The province is serving up municipal audits with either a slice of financial transparency or a hidden agenda on the side.

The province is serving up municipal audits with either a slice of financial transparency or a hidden agenda on the side.

Those were the mixed reviews two South Okanagan mayors offered in light of the B.C. government’s plan to appoint a municipal auditor general in charge of reviewing financial line items like grants and taxation formulas for residents and businesses of cities, towns and villages.

“The economic times have been challenging. We’re doing our best, but in my opinion, I think an overview sometimes on how business is being conducted is good,” Penticton Mayor Dan Ashton said.

“The economies of the whole world these days are a bit tenuous. I was brought up to think, ‘If you look after the pennies, the dollars will follow.’”

Community, Sport and Cultural Development Minister Ida Chong said in an interview last week that B.C.’s municipal auditor won’t overrule local government decisions, but “performance audits” would highlight areas where communities can save money. The service will be a benefit to the 160 local governments, especially the smaller ones, she said.

“More than half of our municipalities have populations under 5,000,” Chong said. “They don’t have the capacity to do value-for-money audits or performance audits.”

Oliver Mayor Pat Hampson, however, said his municipal hall has four people working in the finance department who don’t have time to work with ministry staff or consultants looking to review their books.

“Come taxation time, they’re run off their feet,” he said. “We are already an organization which is audited. We’re obliged to have an annual audit of our books. So as far as the actual expenditures are concerned, everything that we do, every bill that we pay, literally every dollar that we bring in is audited by independent auditors.”

Hampson said smaller municipalities have less offerings and expenditures than larger cities, leaving less wiggle room for inefficiency to creep in.

“I just can’t imagine what it is that they think we need to do better.

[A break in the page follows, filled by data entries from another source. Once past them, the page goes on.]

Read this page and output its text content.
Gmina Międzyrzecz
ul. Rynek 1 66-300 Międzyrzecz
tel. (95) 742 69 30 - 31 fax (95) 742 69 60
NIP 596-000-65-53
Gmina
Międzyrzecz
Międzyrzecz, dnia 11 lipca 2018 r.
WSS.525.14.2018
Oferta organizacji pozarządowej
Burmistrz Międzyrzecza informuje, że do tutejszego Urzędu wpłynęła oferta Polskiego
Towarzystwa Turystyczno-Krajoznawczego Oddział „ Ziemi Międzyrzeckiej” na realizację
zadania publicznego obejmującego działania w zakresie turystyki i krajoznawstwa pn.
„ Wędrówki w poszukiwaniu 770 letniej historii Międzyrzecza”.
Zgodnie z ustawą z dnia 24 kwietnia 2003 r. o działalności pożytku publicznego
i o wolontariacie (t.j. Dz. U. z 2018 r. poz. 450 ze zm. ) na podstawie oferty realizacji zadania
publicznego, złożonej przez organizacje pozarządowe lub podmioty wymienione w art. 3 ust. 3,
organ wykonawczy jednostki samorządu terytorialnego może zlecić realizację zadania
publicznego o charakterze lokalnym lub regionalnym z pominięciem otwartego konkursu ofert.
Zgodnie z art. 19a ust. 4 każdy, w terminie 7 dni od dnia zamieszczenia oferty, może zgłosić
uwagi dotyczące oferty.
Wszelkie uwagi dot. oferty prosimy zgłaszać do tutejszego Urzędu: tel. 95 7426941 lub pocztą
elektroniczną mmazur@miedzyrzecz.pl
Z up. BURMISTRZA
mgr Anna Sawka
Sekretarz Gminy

I just can’t fathom it. The province is a level of government that has the ability to exceed their budget, and we have to balance ours. We can only spend as much as we declare we need and tax for,” Hampson said. “To me, it’s another level of bureaucracy.”

Chong met with the executive of the Union of B.C. Municipalities in late July to discuss the plan. According to a summary sent by the UBCM to its member councils, the UBCM executive complained about the lack of consultation and asked Chong if local councils’ policy decisions would be exempt from a municipal auditor’s authority, as they are in other jurisdictions.

Smaller communities also receive unconditional grants from the province, and a municipal auditor-general would check whether they are spent effectively. All municipalities get federal and provincial cost-sharing grants for major projects, and an auditor-general could compare a group of communities to see which ones are more efficient.

For Hampson, there’s no easy answer to resolving higher business tax rates, which would leave the new provincial audit a make-work exercise.

“To me it’s almost a desire on the part of the new premier to show that the government is on top of what’s going on in the province,” he said. “Over and above monitoring us to be seen to be monitoring us, I really cannot understand what the government thinks should be done.

“It bothers me that there was no dialogue first as to whether or not we needed it. We were just suddenly told that this was going to be happening.”

Chong’s office has sent out a survey to municipalities and regional districts across B.C. The survey asks municipalities if an auditor should have authority over other local bodies as well.